A DYING STAR IN GLOBULAR CLUSTER
M15
The globular cluster Messier 15 is
shown in this color image obtained with the NASA
Hubble Space Telescope's Wide Field Planetary Camera
2 (WFPC2). Lying some 40,000 light-years from Earth
in the direction of the constellation Pegasus, M15
is one of nearly 150 known globular clusters that
form a vast halo surrounding our Milky Way galaxy.
Each of these clusters is a spherical association
of hundreds of thousands of ancient stars.
The image, prepared by the Hubble
Heritage team, attempts to show the stars in M15
in their true colors. The brightest cluster stars
are red giants, with an orange color due to surface
temperatures lower than our Sun's. Most of the fainter
stars are hotter, giving them a bluish-white color.

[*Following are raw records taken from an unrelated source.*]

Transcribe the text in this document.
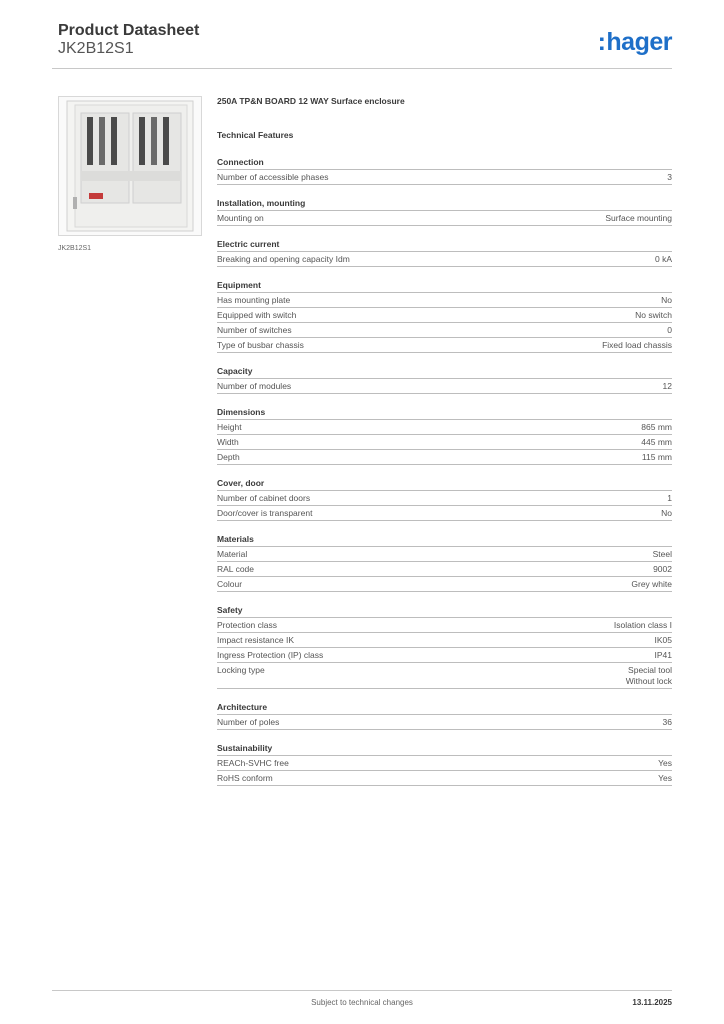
Product Datasheet
JK2B12S1	:hager
JK2B12S1
250A TP&N BOARD 12 WAY Surface enclosure
Technical Features
Connection
Number of accessible phases	3
Installation, mounting
Mounting on	Surface mounting
Electric current
Breaking and opening capacity Idm	0 kA
Equipment
Has mounting plate	No
Equipped with switch	No switch
Number of switches	0
Type of busbar chassis	Fixed load chassis
Capacity
Number of modules	12
Dimensions
Height	865 mm
Width	445 mm
Depth	115 mm
Cover, door
Number of cabinet doors	1
Door/cover is transparent	No
Materials
Material	Steel
RAL code	9002
Colour	Grey white
Safety
Protection class	Isolation class I
Impact resistance IK	IK05
Ingress Protection (IP) class	IP41
Locking type	Special tool
Without lock
Architecture
Number of poles	36
Sustainability
REACh-SVHC free	Yes
RoHS conform	Yes
Subject to technical changes	13.11.2025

If we lived in the core of M15, our sky would blaze
with tens of thousands of brilliant stars both day
and night!
Nestled among the myriads of stars
visible in the Hubble image is an astronomical oddity.
The pinkish object to the upper left of the cluster's
core is a gas cloud surrounding a dying star. Known
as Kuestner 648, this was the first planetary nebula
to be identified in a globular cluster. In 1928,
F. G. Pease, working at the 100-inch telescope of
California's Mount Wilson Observatory, photographed
the spectrum of K 648 and discovered the telltale
bright emission of a nebular gas cloud rather than
a normal star. In the ensuing 70 years, only three
more planetary nebulae have been discovered in globular
clusters.
The stars in M15 and other globular
clusters are estimated to be about 12 billion years
old. They were among the first generations of stars
to form in the Milky Way. Our Sun, by comparison,
is a youthful 4.6 billion years old. As a star like
the Sun ages, it exhausts the hydrogen that fuels
its nuclear fusion, and increases in size to become
a red giant. Then it ejects its outer layers into
space, producing a planetary nebula. The remnant
star at the center of the nebula gradually dies
away as a white dwarf.
Planetary nebulae are so named because
their shapes reminded 18th-century astronomers with
small telescopes of the round disks of planets.
They are actually huge clouds of gas, glowing because
of ultraviolet light emitted by the stars in their
centers. The surface temperature of the central
star of K 648 is about 70,000 degrees Fahrenheit
(40,000 degrees Celsius), and analysis of the Hubble
data indicates that the star's remaining mass is
only 60 percent that of our Sun. The star's outer
layers were ejected some 4,000 years ago.
The most massive stars use up their
hydrogen first, and then less-massive stars in turn
run out of fuel, become red giants, and fade away.
For stars less massive than the Sun, some astronomers
believe the evolutionary process to be so gradual
that a visible planetary nebula will not form. At
the present time, the most massive stars remaining
in M15 have about 80 percent of the mass of our
Sun, a fact that makes the existence of a planetary
nebula like K 648 something of a mystery. The Hubble
images used to make this image were taken to test
the idea that the progenitor of K 648 may have "borrowed"
some mass from a nearby stellar companion. No such
companion was revealed by Hubble, so the mystery
remains unsolved. One possibility is that the progenitor
of K 648 was two stars, which then merged together
to become the single star now seen at the center
of the nebula.
The Hubble data on K 648 were obtained
and analyzed by a team of Space Telescope Science
Institute astronomers, including H. E. Bond, D.
R. Alves, M. Livio, L. K. Fullton, and K. G. Schaefer,
who are interested in the origin and evolution of
planetary nebulae and their central stars.